Wednesday, October 06, 2010

An ultra-cheap, flight-based foreign tour from India. A wild dream or an achievable reality?

Of course it is possible! What an absurd question, considering the word cheap isn't objective...

Anyway, today me and my cousin had a debate on whether or not an okay foreign tour (starting from DEL) is possible in under INR 20,000. I was vehement that it is indeed possible, whereas my cousin asserted that INR 20,000 is too low for an acceptable foreign tour. The underlying question was whether or not making an ultra-cheap foreign tour (in under INR 20,000 per person), assuming it's even possible, makes more sense than spending a similar or slightly less amount to visit a place within India.

I've visited three foreign countries till date. And my experience strongly suggests to me that there should be at least a few foreign destinations which can be had from Delhi for under INR 20,000 per person. I spent a few minutes on Cleartrip to check ticket prices of flights from DEL to various foreign destinations nearby, and I'm largely convinced that acceptable tours (of two nights and three days duration) under INR 20,000 should be easily possible.

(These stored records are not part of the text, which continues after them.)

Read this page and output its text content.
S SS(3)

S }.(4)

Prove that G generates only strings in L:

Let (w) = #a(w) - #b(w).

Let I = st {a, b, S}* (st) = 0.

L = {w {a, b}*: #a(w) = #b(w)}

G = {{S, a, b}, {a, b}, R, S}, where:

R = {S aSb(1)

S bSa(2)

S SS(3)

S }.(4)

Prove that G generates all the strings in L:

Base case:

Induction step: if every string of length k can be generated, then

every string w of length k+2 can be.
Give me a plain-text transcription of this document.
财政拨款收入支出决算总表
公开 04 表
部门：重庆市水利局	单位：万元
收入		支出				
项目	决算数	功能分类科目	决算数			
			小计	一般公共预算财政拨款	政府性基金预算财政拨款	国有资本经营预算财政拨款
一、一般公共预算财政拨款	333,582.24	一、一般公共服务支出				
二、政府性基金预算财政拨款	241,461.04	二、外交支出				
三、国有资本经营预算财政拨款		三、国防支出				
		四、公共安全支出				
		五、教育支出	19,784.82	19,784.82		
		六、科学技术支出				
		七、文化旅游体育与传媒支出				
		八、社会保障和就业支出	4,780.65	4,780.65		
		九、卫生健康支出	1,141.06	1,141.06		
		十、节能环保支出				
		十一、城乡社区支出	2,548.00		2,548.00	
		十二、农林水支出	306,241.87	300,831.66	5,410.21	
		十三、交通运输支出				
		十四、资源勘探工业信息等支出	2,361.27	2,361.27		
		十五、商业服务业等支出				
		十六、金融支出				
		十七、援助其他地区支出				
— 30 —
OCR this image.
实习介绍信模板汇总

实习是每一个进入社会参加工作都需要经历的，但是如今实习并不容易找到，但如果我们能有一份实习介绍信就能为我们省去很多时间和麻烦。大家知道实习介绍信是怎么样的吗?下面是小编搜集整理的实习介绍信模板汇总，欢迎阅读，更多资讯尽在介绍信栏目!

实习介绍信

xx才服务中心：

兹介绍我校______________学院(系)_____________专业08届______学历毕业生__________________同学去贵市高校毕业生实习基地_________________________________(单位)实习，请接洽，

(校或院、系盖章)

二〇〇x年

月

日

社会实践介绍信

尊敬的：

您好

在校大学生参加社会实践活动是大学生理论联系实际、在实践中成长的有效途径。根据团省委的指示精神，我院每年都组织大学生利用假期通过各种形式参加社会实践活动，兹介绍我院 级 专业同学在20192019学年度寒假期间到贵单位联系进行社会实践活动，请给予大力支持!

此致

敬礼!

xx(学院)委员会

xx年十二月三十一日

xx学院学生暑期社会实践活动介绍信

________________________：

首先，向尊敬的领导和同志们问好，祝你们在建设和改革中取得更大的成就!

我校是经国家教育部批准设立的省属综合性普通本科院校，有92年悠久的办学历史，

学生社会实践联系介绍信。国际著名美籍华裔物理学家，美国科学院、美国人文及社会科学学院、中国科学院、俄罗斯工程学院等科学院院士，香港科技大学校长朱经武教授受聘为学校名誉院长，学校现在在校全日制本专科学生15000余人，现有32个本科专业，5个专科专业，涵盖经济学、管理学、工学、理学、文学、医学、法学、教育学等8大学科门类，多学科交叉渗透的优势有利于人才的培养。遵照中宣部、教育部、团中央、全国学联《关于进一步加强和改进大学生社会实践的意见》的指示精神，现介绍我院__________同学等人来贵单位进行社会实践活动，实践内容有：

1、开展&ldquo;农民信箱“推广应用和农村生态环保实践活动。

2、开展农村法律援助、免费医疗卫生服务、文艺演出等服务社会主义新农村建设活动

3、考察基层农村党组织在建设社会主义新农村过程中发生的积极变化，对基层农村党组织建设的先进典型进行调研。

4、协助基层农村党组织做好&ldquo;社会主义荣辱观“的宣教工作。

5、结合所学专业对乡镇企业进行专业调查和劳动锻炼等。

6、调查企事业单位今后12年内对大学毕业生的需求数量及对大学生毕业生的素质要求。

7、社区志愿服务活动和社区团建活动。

Specifically, return tickets from DEL to Kathmandu, Kuala Lumpur, Colombo, Muscat, Kuwait and Dubai are priced reasonably (click here for screenshots of prices seen on Cleartrip), and a bit of frugality should allow one to have an acceptable overall experience, while spending less than INR 20,000 per person (the per person cost is even more achievable if more people are added to the group).

Friday, October 01, 2010

A lack of an apology following an epic blunder is one of the ways to spot a shoddy "tech-journalist"

This "tech-journalist" at TG Daily published an article in which she committed an epic blunder - she attributed to Microsoft a technology being developed and promoted by Google. Is this an excusable mistake? In my opinion, no. Because she has mixed Google and Microsoft in the same article, and any sane person would've realized that mutually exclusive events don't occur together. Perhaps she was an intern. Whatever.

Now. When NYT or WSJ make a correction to an already-published article, these houses make sure that the edit is promptly highlighted. And this admission actually raises one's respect for these fine publications. On the other hand, when an outlet such as TG Daily makes an epic blunder, like it made today, it quietly changes all the instances of Microsoft to Google, and doesn't make any admission whatsoever. A thief always leaves some trails, they say. So did TG Daily - it forgot to:
  1. Update the tags
  2. Change the URL, which still includes Microsoft
  3. Delete all the comments that blast this article and its intern author for this epic failure
Bottom line: Absence of admission and stealthy damage-control is one of the surest ways to spot a low-standards organization and a clueless and shoddy "tech-journalist".